Dòlus

Dòlus [Dolo]

Vizio della volontà [cfr. artt. 1439-1440 c.c.].
Il (—) rilevante quale vizio della volontà nella conclusione di un negozio giuridico (in conficièndo negotio) si connotava quale dòlus malus e consisteva nel comportamento inescusabilmente malizioso, fatto di raggiri e artifizi, di un soggetto (c.d. decèptor) nei riguardi di un altro soggetto (c.d. decèptus) con cui fosse in trattative o in rapporti giuridici, allo scopo e con gli effetti di indurlo ad un’azione pregiudizievole dei propri interessi.
Diverso dal (—) malus era il (—) bonus, che consisteva in una tollerabile abilità (fatta eventualmente di piccoli, innocui espedienti) nel curare i propri interessi e non costituiva vizio della volontà.

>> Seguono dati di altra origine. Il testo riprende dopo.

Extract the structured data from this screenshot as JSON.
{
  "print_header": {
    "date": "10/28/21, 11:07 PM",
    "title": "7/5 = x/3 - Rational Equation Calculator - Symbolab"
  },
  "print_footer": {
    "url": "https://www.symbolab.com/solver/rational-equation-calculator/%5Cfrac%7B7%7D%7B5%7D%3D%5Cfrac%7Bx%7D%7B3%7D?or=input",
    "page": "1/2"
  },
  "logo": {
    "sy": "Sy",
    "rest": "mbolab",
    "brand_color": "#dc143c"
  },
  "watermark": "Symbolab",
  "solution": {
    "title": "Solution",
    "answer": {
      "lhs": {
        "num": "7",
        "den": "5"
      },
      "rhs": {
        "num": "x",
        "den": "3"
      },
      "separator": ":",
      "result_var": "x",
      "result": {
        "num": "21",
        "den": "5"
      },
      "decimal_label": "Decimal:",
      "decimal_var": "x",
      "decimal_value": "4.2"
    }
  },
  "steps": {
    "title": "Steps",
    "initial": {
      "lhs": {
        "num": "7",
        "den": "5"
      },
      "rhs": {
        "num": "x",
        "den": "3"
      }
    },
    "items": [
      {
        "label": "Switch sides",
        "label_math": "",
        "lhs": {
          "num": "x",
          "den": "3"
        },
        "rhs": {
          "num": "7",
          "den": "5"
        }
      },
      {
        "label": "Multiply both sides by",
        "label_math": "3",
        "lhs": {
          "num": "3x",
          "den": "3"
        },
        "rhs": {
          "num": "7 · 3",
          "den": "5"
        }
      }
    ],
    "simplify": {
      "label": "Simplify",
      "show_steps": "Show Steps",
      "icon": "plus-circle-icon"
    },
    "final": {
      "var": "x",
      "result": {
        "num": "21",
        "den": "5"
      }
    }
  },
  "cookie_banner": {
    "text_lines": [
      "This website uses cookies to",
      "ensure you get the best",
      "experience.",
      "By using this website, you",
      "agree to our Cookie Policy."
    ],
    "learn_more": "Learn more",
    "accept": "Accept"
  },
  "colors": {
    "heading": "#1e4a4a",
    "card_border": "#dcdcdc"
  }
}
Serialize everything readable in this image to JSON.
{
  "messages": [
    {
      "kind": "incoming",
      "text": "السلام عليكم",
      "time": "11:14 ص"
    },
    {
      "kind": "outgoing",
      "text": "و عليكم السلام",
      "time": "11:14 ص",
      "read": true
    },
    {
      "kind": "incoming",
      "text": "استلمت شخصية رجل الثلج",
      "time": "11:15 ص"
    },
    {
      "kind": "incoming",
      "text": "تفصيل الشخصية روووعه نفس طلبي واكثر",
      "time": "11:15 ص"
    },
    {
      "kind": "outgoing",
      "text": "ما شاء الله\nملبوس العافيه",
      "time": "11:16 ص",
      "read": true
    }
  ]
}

L’elaborazione del dolo (nella forma di dolus malus) quale vizio della volontà negoziale è frutto della giurisprudenza preclassica e classica, che distinse tra:
dolo determinante (càusam dans), che comportava la nullità del negozio, in quanto determinava nel contraente una falsa rappresentazione della realtà, che, fuorviandolo, lo induceva alla conclusione di un contratto, altrimenti non voluto;
dolo incidente (ìncidens), che induceva la controparte alla stipulazione di un contratto a condizioni diverse da quelle volute.
Questo tipo di comportamento non determinava la nullità dell’atto; la parte caduta in errore, però, aveva diritto ad un indennizzo oppure ad ottenere la giusta prestazione.
La repressione del dolo fu, in origine, un’innovazione pretoria, che Cicerone, in particolare, attribuisce ad Aquilio Gallo [vedi]. Tra i rimedi apprestati in favore del cd. decèptus (cioè la vittima del dolo) ricordiamo:
— l’àctio de dolo [vedi];
— l’excèptio doli [vedi];
— l’in ìntegrum restitùtio ob dolum [vedi].
Era usuale garantire la controparte con una “clausula doli”, cioè con una promessa assunta nella forma della “stipulatio” [vedi].
Era considerato illecito il “pactum ne dolum præstetur” cioè di esclusione della responsabilità per “dolus malus”.
Criterio di imputazione della responsabilità [cfr. artt. 1218, 1225, 1228-1229, 2043 c.c.; 42, 43 c.p.].
Quale criterio di imputazione della responsabilità per inadempimento contrattuale, o da fatto illecito, il (—) rilevava solo nella configurazione di dolus malus (od anche dolus præsens), cioè quale accertata intenzionalità di non adempiere l’obbligazione o di commettere un fatto illecito.
In particolare, in ambito contrattuale, si ritenne che il (—) fosse normale criterio di imputazione della responsabilità per i casi in cui un’obbligazione fosse sorta nell’esclusivo interesse del creditore: in questo caso il debitore era responsabile solo dell’inadempimento derivante da (—), mentre in tutti gli altri casi, il criterio d’imputazione normale era la culpa levis [vedi].
Sempre in tema contrattuale, il diritto postclassico equiparò il (—) alla culpa lata [vedi].
Si è dunque visto che diverso dal dolo negoziale è il dolo quale elemento psicologico: la distinzione non fu avvertita con pienezza in diritto romano, nel quale i profili civilistici e quelli penalistici erano spesso oggetto di commistioni. Con mentalità giuridica contemporanea, potremmo distinguere:
— dolo vizio della volontà (fonte di annullabilità del negozio giuridico);
— dolo quale elemento psicologico rilevante in tema di responsabilità civilistica (contrattuale, extracontrattuale, precontrattuale);
— dolo quale criterio di imputazione del reato (rilevante, pertanto, ai fini della responsabilità penale).